I'm having trouble with an algebraic operation in a proof, which I will copy here:
Specifically, I do not see the connection between steps 4.8 and 4.9.
As best as I can tell, the equations in 4.8 were multiplied by $\frac1{\Delta z}$ and $\frac i{\Delta z}$ respectively, then added together, to obtain 4.9. When I try to reproduce the operation, however, I get something familiar but off. And I still do not know how the inequality popped up.
Can someone idiot-proof the algebraic operations used to obtain 4.9 from 4.8?
OK, so I've figured out the algebra, at least. For simplicity of notation below, I used $\Delta x=dx$ and $\frac{\partial u}{\partial x}=u_x$.
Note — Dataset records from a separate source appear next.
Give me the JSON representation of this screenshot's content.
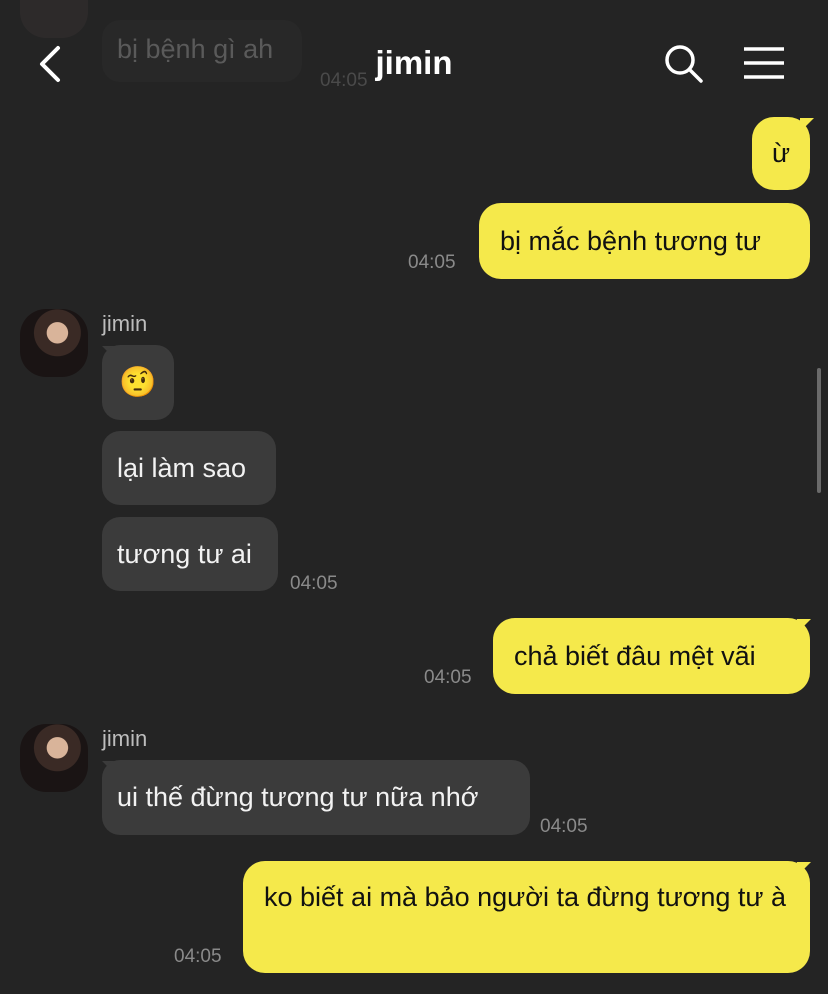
{
  "header": {
    "title": "jimin",
    "ghost_message": "bị bệnh gì ah",
    "ghost_time": "04:05"
  },
  "messages": {
    "m1": "ừ",
    "m2": "bị mắc bệnh tương tư",
    "t2": "04:05",
    "s1": "jimin",
    "m3": "🤨",
    "m4": "lại làm sao",
    "m5": "tương tư ai",
    "t5": "04:05",
    "m6": "chả biết đâu mệt vãi",
    "t6": "04:05",
    "s2": "jimin",
    "m7": "ui thế đừng tương tư nữa nhớ",
    "t7": "04:05",
    "m8": "ko biết ai mà bảo người ta đừng tương tư à",
    "t8": "04:05"
  },
  "colors": {
    "background": "#242424",
    "outgoing_bubble": "#f5e94b",
    "incoming_bubble": "#3b3b3b"
  },
  "icons": [
    "back-arrow-icon",
    "search-icon",
    "menu-icon"
  ]
}
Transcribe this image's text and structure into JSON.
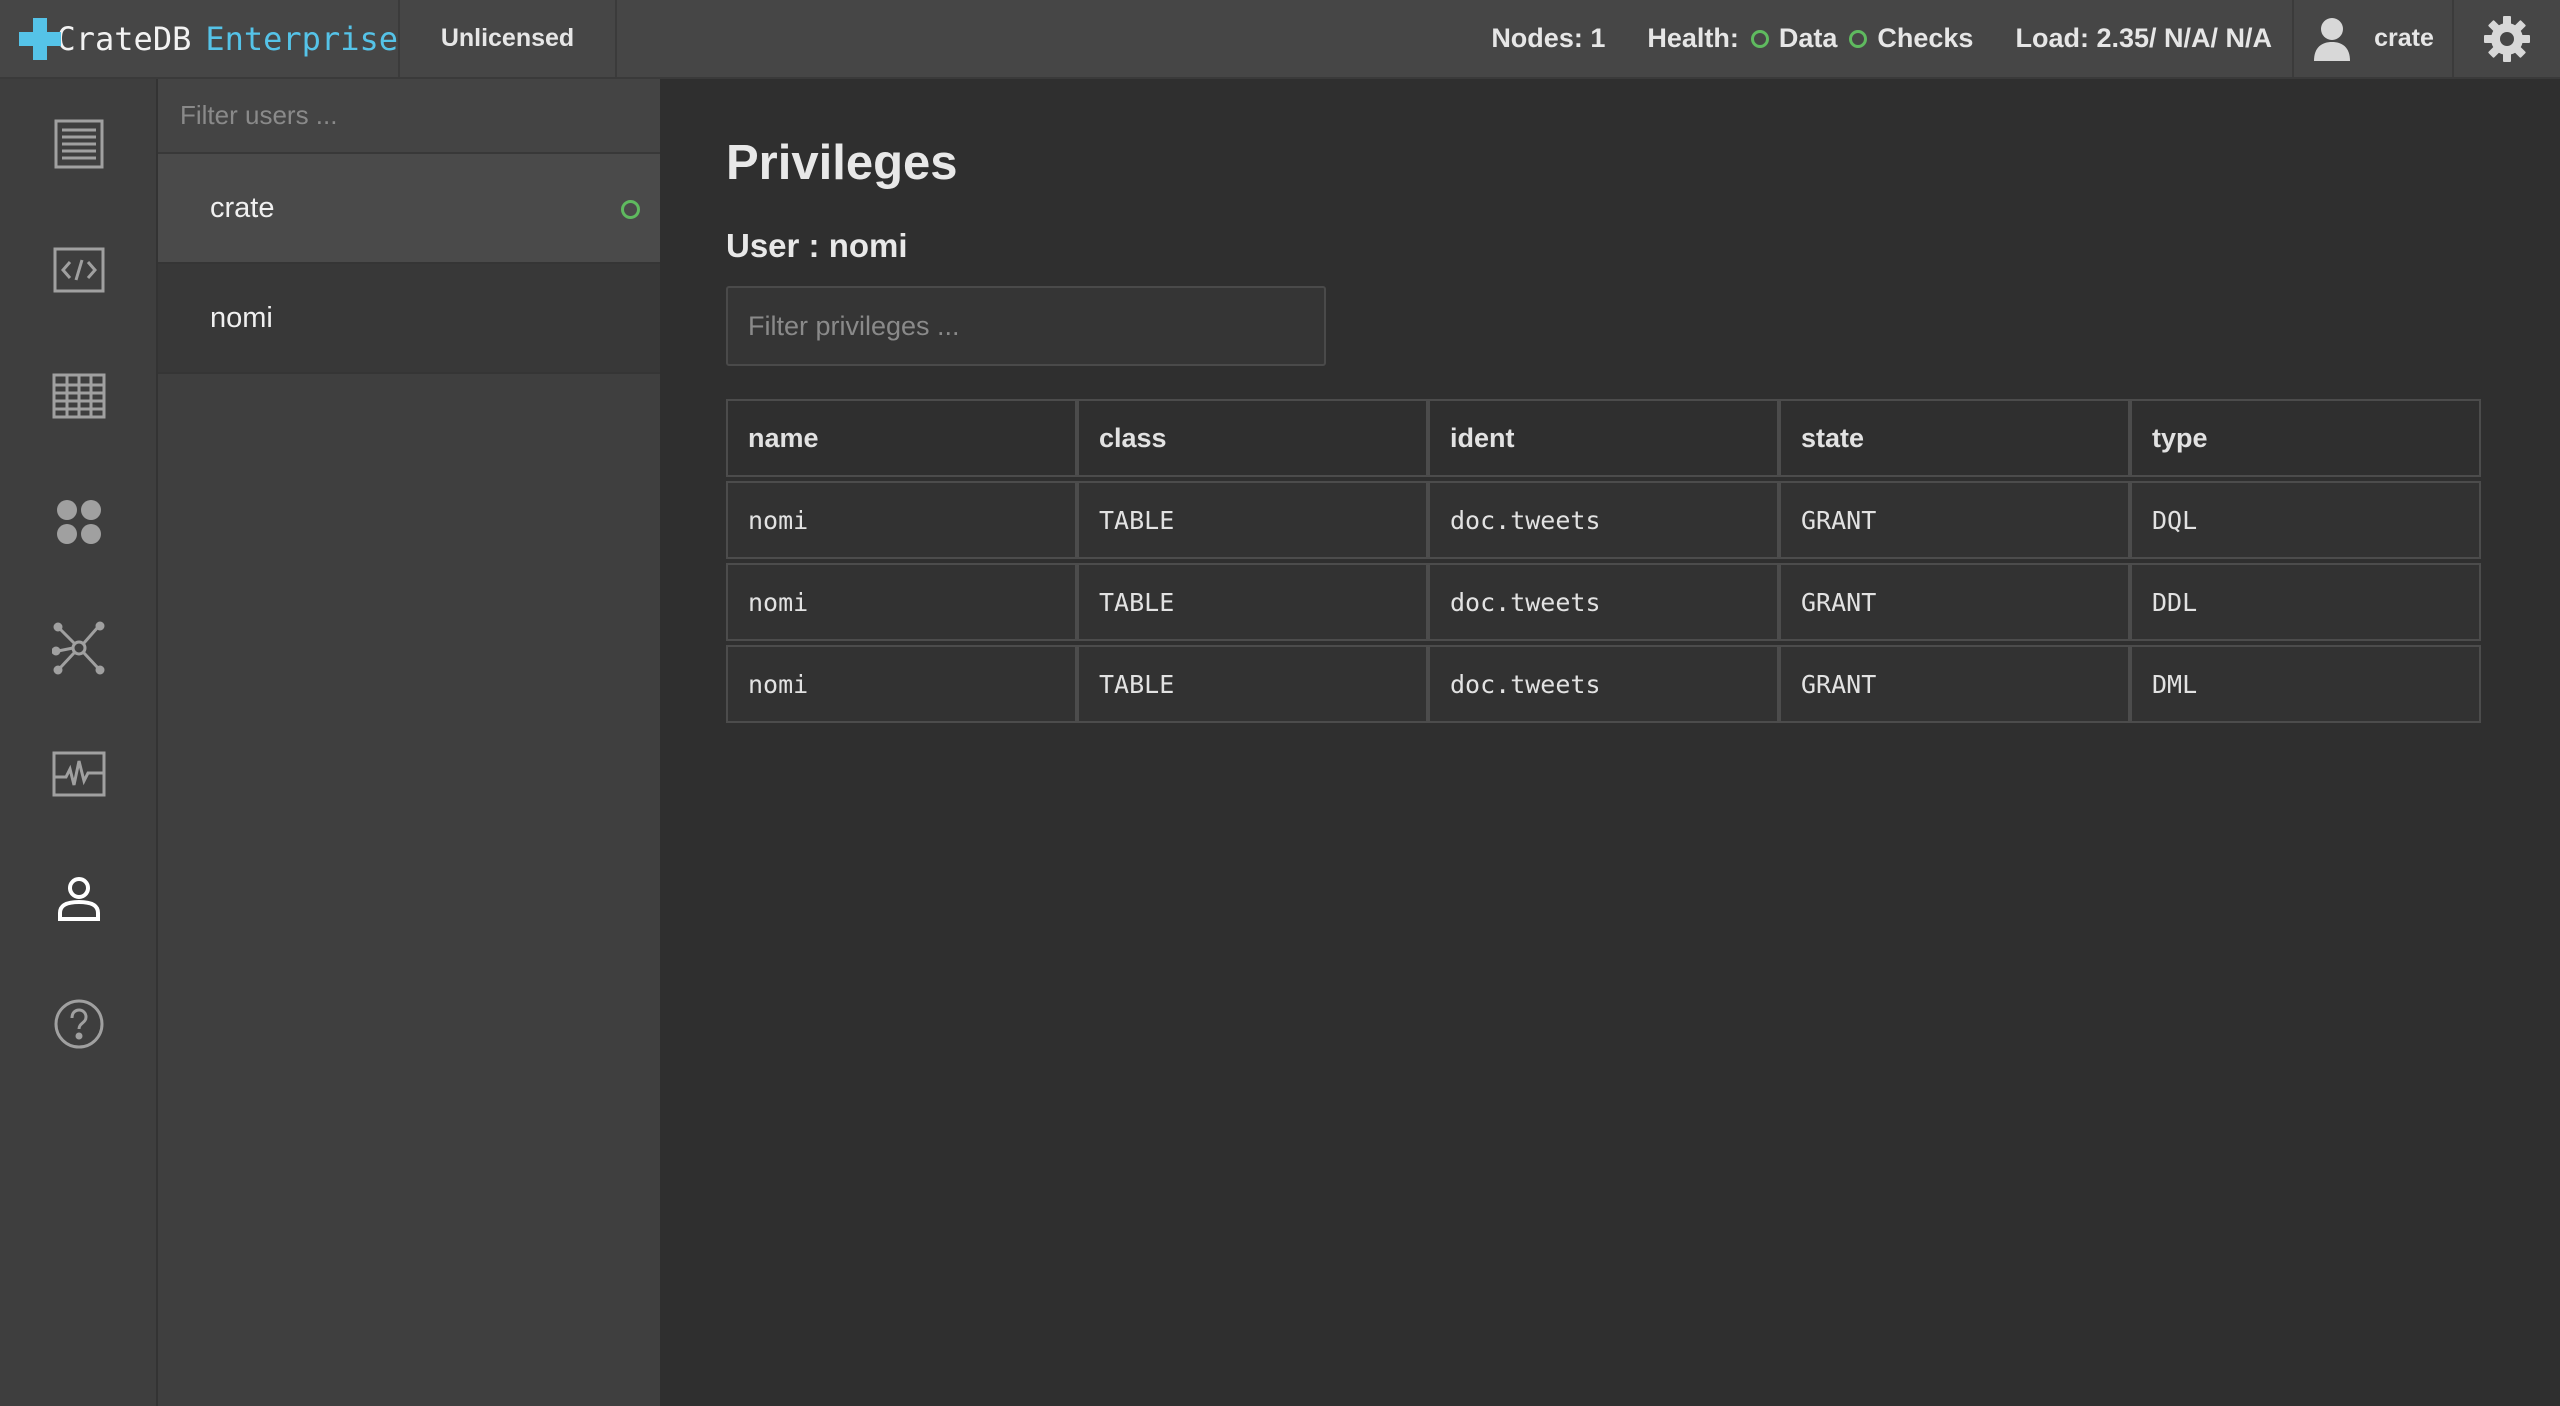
{
  "app": {
    "brand_name": "CrateDB",
    "brand_edition": "Enterprise",
    "license": "Unlicensed"
  },
  "status": {
    "nodes": "Nodes: 1",
    "health_label": "Health:",
    "health_data": "Data",
    "health_checks": "Checks",
    "load": "Load: 2.35/ N/A/ N/A"
  },
  "current_user": "crate",
  "colors": {
    "accent": "#55c3e8",
    "health_ok": "#5fba5f",
    "background": "#2f2f2f"
  },
  "nav": [
    {
      "name": "overview-icon"
    },
    {
      "name": "console-icon"
    },
    {
      "name": "tables-icon"
    },
    {
      "name": "views-icon"
    },
    {
      "name": "cluster-icon"
    },
    {
      "name": "monitoring-icon"
    },
    {
      "name": "users-icon",
      "active": true
    },
    {
      "name": "help-icon"
    }
  ],
  "users_panel": {
    "filter_placeholder": "Filter users ...",
    "users": [
      {
        "name": "crate",
        "online": true
      },
      {
        "name": "nomi",
        "online": false
      }
    ]
  },
  "main": {
    "title": "Privileges",
    "subtitle": "User : nomi",
    "filter_placeholder": "Filter privileges ...",
    "columns": [
      "name",
      "class",
      "ident",
      "state",
      "type"
    ],
    "rows": [
      [
        "nomi",
        "TABLE",
        "doc.tweets",
        "GRANT",
        "DQL"
      ],
      [
        "nomi",
        "TABLE",
        "doc.tweets",
        "GRANT",
        "DDL"
      ],
      [
        "nomi",
        "TABLE",
        "doc.tweets",
        "GRANT",
        "DML"
      ]
    ]
  }
}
We start by multiplying the 4.8 equations by $1/dz$ and $i/dz$ respectively, then add them, to obtain:
$$\frac{du+idv}{dz}=\frac1{dz}\left(u_xdx+iv_xdx+u_ydy+iv_ydy\right)+\frac{dx}{dz}(\epsilon_1+i\epsilon_2)+\frac{dy}{dz}(\delta_1+i\delta_2)$$
Then we note $u_xdx+iv_xdx+u_ydy+iv_ydy=u_xdx+iv_xdx-v_xdy+iu_xdy$ by the Cauchy-Riemann equations. Which we turn into a product $(dx+idy)(u_x+iv_x)=dz(u_x+iv_x)$.
Finally we obtain
$$\frac{du+idv}{dz}=\frac1{dz}dz(u_x+iv_x)+\cdots$$
And then
$$\frac{du+idv}{dz}-(u_x+iv_x)=\frac{dx}{dz}(\epsilon_1+i\epsilon_2)+\frac{dy}{dz}(\delta_1+i\delta_2)$$
Noting that
$$\left|\frac{du+idv}{dz}-(u_x+iv_x)\right|=\left|\frac{dx}{dz}(\epsilon_1+i\epsilon_2)+\frac{dy}{dz}(\delta_1+i\delta_2)\right|$$
and
$$\left|\frac{dx}{dz}(\epsilon_1+i\epsilon_2)+\frac{dy}{dz}(\delta_1+i\delta_2)\right|\leq\left|\frac{dx}{dz}(\epsilon_1+i\epsilon_2)\right|+\left|\frac{dy}{dz}(\delta_1+i\delta_2)\right|$$
which is the inequality I was looking for.